Act Before the Breakup: Use a Contract to Keep Your Brand Whole

Let’s start with a Richmond-connected trivia question: What was the greatest hit of the 1990s R&B three-girl group JADE? In 1992, the song sold 1.5 million copies and was certified “gold” by the Recording Industry Association of America. Answer at the end.

JADE consisted of Joi Marshall, Tonya Harris (who used the stage name Tonya Kelly), and Di Reed.

In 2015, Marshall gave a TED Talk at Richmond’s Carpenter Theater about her experience in the music business. She recounted that, despite JADE’s success, she saw little money because of recording-contract language that the band didn’t understand.

She went broke, which pushed her to get a secretarial job with a Los Angeles entertainment firm to pay her bills. There, her work included “typing out contracts.” She later began teaching about the music business in Atlanta.

In the talk, she said her younger self had a “knowledge gap” between what she thought she knew and reality, and she urged the audience to “make sure you know the business around your passion.”

Did Marshall practice what she preached? A recently decided federal appellate court case concerning the rights to the JADE band name – one resulting from a lawsuit filed six years after that TED talk – demonstrates the perils of doing business with others without an agreement on naming rights.

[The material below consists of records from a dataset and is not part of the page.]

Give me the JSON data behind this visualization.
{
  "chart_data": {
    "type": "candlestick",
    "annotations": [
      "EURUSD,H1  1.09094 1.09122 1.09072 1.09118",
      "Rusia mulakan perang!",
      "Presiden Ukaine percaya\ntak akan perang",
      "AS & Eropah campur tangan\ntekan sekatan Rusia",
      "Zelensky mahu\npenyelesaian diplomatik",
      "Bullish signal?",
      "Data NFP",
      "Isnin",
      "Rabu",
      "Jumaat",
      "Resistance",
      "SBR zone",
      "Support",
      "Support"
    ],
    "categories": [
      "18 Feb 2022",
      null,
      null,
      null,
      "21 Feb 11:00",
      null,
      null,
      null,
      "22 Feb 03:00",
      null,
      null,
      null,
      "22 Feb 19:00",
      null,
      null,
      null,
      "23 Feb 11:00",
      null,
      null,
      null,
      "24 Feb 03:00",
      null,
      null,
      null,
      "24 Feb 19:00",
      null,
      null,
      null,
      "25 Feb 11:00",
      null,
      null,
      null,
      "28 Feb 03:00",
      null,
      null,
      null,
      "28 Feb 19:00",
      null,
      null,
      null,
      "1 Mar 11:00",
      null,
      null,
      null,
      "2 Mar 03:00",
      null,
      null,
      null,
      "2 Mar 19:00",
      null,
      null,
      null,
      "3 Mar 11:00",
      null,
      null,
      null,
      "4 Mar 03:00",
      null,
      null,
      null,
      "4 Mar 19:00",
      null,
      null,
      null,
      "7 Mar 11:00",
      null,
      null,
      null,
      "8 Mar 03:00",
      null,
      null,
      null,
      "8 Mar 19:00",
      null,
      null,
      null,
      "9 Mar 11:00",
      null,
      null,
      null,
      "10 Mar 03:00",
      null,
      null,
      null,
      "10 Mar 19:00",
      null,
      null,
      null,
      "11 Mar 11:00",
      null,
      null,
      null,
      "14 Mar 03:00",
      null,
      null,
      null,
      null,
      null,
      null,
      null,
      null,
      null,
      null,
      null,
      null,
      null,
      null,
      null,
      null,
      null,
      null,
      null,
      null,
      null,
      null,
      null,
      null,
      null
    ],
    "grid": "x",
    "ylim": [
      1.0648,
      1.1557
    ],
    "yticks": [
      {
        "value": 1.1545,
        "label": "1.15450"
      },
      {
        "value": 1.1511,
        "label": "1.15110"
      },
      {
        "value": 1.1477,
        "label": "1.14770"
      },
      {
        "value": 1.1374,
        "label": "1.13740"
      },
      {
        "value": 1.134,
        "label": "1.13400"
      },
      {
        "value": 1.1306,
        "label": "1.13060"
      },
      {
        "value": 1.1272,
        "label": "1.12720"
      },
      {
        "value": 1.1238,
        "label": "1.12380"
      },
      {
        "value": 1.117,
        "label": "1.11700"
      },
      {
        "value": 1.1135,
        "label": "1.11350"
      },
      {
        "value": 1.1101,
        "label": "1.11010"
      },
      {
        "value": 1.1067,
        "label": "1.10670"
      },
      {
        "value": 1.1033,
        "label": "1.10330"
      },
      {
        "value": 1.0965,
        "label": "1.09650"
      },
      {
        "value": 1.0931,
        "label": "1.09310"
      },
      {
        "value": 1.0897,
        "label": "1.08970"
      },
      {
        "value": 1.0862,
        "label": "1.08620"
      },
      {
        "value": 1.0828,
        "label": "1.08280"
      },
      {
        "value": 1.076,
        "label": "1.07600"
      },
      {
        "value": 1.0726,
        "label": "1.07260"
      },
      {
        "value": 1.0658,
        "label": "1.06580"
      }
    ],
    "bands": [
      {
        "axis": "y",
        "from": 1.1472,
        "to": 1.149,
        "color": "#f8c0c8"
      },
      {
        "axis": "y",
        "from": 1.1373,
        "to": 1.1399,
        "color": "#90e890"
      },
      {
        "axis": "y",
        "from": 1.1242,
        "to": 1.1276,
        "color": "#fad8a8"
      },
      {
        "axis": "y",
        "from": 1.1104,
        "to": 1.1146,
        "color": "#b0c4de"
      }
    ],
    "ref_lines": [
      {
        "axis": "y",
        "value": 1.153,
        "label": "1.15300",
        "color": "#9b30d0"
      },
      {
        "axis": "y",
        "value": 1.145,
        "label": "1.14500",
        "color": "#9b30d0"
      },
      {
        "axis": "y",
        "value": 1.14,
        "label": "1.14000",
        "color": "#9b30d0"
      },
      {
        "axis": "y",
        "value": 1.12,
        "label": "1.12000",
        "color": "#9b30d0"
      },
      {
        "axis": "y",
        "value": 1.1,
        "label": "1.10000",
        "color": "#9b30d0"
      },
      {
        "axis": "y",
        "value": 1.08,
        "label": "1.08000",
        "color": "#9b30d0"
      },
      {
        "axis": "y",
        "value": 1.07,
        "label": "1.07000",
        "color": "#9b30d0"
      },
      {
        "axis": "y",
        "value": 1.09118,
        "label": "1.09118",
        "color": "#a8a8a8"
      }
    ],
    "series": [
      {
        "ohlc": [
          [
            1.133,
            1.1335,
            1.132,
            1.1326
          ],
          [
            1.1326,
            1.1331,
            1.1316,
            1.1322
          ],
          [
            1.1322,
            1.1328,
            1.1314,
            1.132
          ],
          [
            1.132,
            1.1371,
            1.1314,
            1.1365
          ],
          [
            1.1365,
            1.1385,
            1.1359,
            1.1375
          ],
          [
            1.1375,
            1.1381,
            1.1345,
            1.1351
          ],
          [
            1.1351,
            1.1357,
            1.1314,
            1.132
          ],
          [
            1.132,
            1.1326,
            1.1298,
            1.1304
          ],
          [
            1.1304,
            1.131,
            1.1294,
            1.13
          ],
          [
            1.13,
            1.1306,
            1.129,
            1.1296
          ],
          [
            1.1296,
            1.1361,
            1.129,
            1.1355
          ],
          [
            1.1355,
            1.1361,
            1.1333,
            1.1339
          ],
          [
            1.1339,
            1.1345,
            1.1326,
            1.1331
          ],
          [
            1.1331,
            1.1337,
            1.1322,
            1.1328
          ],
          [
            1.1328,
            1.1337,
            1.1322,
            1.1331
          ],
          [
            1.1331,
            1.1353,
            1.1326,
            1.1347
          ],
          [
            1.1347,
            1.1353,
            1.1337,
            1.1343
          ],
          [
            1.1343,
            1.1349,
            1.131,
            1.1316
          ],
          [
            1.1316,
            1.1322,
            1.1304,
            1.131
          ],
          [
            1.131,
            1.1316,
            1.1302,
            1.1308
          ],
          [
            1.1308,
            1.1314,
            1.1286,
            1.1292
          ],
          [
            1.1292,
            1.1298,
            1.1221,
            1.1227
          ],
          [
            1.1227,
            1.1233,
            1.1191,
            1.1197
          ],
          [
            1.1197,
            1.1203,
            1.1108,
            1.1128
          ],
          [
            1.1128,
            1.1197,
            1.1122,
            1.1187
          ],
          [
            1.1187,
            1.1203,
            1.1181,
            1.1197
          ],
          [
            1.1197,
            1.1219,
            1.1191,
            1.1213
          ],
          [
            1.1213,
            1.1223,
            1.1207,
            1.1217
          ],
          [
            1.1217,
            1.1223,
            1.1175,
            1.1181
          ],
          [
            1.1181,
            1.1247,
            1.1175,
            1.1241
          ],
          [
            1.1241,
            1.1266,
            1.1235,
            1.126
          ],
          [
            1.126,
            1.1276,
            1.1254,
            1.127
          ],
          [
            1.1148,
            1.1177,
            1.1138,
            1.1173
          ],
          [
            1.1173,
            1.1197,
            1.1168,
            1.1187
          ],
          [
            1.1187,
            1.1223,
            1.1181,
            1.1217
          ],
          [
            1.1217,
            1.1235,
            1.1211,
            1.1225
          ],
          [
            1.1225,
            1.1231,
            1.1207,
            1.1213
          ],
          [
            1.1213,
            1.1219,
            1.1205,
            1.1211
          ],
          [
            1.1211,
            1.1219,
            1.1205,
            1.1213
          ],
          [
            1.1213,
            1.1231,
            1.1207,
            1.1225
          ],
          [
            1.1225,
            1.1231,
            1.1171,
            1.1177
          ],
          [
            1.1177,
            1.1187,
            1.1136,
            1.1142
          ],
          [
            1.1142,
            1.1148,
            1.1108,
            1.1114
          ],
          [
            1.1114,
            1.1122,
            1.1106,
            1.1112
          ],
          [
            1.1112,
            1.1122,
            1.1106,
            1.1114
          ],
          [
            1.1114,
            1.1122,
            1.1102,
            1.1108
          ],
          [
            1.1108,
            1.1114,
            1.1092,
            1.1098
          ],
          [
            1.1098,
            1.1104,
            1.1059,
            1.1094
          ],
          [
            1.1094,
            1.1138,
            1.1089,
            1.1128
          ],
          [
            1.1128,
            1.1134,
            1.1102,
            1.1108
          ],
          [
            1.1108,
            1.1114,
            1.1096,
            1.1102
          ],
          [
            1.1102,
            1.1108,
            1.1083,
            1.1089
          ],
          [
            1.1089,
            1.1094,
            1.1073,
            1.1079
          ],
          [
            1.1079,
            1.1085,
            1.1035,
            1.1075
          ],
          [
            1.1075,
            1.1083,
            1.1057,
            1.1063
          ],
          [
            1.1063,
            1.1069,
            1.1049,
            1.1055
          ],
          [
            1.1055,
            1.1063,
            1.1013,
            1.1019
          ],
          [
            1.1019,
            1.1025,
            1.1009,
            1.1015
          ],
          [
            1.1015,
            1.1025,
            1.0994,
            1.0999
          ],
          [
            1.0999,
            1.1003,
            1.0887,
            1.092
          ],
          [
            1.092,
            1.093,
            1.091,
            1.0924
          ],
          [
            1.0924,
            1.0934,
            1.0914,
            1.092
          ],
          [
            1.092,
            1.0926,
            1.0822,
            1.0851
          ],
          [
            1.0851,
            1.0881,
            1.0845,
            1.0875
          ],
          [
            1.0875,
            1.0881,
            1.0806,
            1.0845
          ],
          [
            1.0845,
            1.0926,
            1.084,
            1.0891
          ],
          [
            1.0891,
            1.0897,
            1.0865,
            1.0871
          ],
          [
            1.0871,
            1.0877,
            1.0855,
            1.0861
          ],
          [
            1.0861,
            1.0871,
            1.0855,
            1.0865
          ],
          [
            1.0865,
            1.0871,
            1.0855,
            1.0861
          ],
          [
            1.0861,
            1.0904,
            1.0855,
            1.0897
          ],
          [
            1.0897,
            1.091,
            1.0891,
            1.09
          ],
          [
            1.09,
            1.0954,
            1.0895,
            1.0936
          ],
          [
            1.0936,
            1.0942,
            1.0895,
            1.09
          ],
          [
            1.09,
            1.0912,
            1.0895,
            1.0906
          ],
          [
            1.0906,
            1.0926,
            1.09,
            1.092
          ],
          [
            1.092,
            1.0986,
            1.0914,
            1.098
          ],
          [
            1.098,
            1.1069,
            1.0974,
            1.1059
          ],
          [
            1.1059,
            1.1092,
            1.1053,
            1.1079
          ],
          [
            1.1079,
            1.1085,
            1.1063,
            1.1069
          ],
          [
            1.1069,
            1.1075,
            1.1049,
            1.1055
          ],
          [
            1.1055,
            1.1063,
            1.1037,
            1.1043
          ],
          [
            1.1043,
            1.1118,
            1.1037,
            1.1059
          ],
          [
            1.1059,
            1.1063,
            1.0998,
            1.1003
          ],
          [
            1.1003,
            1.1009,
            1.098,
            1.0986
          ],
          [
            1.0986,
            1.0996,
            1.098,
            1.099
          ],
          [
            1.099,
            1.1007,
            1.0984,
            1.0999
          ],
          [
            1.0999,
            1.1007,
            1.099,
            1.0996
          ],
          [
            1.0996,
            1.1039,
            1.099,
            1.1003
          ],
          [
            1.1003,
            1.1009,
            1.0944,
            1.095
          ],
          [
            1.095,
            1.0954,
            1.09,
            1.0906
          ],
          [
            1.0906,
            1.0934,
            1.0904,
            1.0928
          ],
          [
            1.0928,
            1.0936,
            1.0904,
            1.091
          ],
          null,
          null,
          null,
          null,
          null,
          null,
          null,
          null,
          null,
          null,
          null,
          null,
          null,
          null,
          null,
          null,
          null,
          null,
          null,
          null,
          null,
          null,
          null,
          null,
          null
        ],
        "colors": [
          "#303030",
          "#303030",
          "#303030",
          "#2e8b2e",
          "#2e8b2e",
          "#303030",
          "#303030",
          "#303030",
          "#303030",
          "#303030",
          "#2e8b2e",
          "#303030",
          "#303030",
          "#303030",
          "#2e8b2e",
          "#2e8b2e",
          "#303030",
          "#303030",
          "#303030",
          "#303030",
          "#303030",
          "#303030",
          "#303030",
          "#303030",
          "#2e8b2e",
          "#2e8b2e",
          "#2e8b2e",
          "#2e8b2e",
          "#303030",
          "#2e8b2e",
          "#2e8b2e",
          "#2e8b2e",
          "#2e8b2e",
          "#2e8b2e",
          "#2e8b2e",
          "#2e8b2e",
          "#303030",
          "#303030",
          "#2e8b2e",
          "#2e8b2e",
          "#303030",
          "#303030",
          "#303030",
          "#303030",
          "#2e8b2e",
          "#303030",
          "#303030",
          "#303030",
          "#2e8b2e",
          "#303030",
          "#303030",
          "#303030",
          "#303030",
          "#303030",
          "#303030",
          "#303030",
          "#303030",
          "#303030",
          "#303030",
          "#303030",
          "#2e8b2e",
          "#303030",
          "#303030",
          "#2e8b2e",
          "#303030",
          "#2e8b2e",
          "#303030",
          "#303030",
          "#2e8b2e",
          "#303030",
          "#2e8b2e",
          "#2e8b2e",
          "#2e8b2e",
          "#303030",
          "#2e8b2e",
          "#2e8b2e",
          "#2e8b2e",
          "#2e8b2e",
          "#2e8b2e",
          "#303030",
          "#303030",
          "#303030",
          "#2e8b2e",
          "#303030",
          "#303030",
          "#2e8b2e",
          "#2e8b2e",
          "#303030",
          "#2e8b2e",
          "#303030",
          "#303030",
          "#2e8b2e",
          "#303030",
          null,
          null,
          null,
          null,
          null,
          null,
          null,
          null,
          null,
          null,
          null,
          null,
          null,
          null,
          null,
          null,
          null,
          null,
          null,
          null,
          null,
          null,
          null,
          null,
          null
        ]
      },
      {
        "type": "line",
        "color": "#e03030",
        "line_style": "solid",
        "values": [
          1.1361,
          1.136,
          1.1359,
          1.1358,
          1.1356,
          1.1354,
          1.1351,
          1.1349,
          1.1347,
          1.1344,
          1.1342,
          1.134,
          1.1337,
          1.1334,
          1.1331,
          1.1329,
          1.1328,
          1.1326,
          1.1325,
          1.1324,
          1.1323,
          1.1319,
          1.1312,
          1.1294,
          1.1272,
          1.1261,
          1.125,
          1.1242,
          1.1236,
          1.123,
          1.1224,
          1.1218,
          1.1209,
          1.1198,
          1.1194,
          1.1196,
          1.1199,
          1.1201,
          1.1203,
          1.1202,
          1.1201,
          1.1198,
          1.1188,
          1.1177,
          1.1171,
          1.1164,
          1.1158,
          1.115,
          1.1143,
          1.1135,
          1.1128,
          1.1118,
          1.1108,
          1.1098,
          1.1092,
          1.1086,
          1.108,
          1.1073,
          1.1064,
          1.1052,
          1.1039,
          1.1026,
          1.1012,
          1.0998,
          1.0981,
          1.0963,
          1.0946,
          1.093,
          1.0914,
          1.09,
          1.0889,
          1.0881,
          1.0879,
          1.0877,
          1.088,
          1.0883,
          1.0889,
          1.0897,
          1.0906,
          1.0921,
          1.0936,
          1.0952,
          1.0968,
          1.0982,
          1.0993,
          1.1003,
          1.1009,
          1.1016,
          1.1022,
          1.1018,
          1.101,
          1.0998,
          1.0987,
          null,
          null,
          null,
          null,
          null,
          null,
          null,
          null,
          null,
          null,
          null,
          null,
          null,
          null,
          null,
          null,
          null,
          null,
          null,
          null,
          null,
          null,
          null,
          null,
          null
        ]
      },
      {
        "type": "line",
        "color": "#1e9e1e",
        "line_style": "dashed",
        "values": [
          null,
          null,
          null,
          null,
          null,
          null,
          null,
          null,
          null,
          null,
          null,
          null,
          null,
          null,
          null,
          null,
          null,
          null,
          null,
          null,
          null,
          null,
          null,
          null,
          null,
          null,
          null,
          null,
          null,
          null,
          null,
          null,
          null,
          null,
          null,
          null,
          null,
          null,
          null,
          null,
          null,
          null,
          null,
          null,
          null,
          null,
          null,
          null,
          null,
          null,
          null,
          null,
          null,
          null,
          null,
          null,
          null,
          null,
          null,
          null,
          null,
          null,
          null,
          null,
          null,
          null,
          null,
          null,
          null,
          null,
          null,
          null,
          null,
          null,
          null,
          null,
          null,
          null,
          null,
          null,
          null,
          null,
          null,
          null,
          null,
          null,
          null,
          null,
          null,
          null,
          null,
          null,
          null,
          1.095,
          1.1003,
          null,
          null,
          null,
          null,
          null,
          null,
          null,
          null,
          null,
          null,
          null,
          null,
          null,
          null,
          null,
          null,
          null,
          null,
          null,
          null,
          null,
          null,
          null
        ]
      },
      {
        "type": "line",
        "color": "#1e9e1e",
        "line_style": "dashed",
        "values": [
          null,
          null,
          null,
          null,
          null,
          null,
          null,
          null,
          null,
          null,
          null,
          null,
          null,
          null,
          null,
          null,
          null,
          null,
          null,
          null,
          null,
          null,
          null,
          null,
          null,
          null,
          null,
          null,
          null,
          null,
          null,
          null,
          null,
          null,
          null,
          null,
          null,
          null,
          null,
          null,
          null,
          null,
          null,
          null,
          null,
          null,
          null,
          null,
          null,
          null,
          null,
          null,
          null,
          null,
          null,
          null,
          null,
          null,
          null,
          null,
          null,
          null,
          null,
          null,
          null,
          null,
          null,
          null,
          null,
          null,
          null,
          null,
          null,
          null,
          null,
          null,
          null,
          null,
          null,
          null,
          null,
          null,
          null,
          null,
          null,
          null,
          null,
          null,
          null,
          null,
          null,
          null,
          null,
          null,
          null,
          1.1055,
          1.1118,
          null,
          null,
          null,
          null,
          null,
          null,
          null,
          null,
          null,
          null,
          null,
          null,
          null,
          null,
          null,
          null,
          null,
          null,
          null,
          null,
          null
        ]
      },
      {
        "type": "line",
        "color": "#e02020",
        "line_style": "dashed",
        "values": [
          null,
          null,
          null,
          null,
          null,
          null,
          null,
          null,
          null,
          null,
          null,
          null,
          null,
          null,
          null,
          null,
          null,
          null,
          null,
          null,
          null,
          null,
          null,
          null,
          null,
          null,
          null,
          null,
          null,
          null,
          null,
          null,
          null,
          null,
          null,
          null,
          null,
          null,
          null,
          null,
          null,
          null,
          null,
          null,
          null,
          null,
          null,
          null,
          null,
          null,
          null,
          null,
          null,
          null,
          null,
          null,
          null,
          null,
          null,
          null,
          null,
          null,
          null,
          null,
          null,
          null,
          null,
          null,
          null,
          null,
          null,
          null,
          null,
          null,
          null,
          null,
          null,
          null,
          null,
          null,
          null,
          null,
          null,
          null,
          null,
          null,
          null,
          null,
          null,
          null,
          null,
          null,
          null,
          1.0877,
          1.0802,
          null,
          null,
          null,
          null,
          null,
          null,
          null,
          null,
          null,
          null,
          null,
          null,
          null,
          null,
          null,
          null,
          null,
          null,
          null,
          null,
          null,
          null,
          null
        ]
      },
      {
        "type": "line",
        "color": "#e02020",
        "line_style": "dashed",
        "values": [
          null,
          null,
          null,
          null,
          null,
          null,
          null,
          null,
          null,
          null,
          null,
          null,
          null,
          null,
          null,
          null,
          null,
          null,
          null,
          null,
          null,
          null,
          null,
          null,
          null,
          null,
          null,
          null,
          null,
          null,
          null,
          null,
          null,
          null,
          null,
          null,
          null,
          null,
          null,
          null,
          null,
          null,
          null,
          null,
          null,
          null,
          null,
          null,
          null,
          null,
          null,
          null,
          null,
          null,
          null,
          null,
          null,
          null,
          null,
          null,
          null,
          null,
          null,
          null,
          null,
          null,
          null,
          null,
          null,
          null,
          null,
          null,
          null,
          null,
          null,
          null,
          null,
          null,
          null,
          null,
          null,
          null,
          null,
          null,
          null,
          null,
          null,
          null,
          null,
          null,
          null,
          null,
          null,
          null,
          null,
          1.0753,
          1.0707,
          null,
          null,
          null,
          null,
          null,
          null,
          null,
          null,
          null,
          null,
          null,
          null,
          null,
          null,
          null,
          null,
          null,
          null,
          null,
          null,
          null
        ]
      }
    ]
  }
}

JADE broke up in the late 1990s. In 2018, they planned a reunion tour and federally registered the JADE band name as a service mark, listing the three performers as co-owners. But things didn’t work out. The reunion tour fell through.

In 2021, Marshall (our Richmond speaker) and Harris performed as JADE in a small concert series without Reed, cutting her out. Marshall and Harris replaced Reed with another singer. Marshall and Harris didn’t get Reed’s permission to use the JADE name for the reconstituted group.

Reed sued in federal court, asserting service mark infringement and related claims, including false advertising. At the least, Reed wanted a share of the earnings from the tour.

She lost on all counts in the district court, and the U.S. Court of Appeals for the Fifth Circuit affirmed that loss in July. Key takeaway: Don’t co-own a name without a contract among the co-owners!

The courts held that, because each band member co-owned the JADE mark, under federal trademark law, each had the right to use that name independently of one another, and none of them had to account to the others for any money earned from performing under that name. Thus, Reed got nothing from the 2021 performance revenues and can’t use federal trademark law to stop Marshall and Harris from doing it again.

This unfortunate situation can arise with any business name co-owned by a group of people without a written agreement that addresses name rights. This problem usually arises from a breakup resulting from disagreement or divorce, such as the dissolution of an informal partnership or joint venture, a falling out among members of a family business, or a death resulting in a business being owned by multiple heirs.

How do you prevent this problem?

Simple: Have a written agreement between the business owners that addresses the issue. State who controls the use of the business name (which is a mark). Must a decision be unanimous? Is a manager appointed to decide? Address whether any participant or subset can use the mark outside of the group. Provide for what happens if the group breaks up.

Typically, you prevent problems by forming a corporate entity that owns the group’s mark rights. When doing so, that corporation or LLC should be the sole owner of the mark. If you register the business name as a mark (on the federal or state level), the business entity, not one or more individuals, should be the applicant and registration owner.

On the flipside, though, if you are part of an informal group with a valuable name, don’t presume you can use the business name alone or in collaboration with new partners. Under trademark law, the person or entity that controls the quality of the goods or services associated with the mark is the owner of the mark.

This is a fact-intensive analysis that will produce varying outcomes in different circumstances. For example, depending on how a musical group is composed and managed, the general manager might own the band name rather than the performers.

Returning to the trivia question, JADE’s biggest hit was “Don’t Walk Away.” In it, the three singers implore some unnamed guy to be faithful rather than seeking only a one-night stand.

The ladies wanted commitment. Ironically, it was the lack of a contractual commitment to each other about use of their band name that led to expensive litigation over what probably were modest profits from a small reunion tour.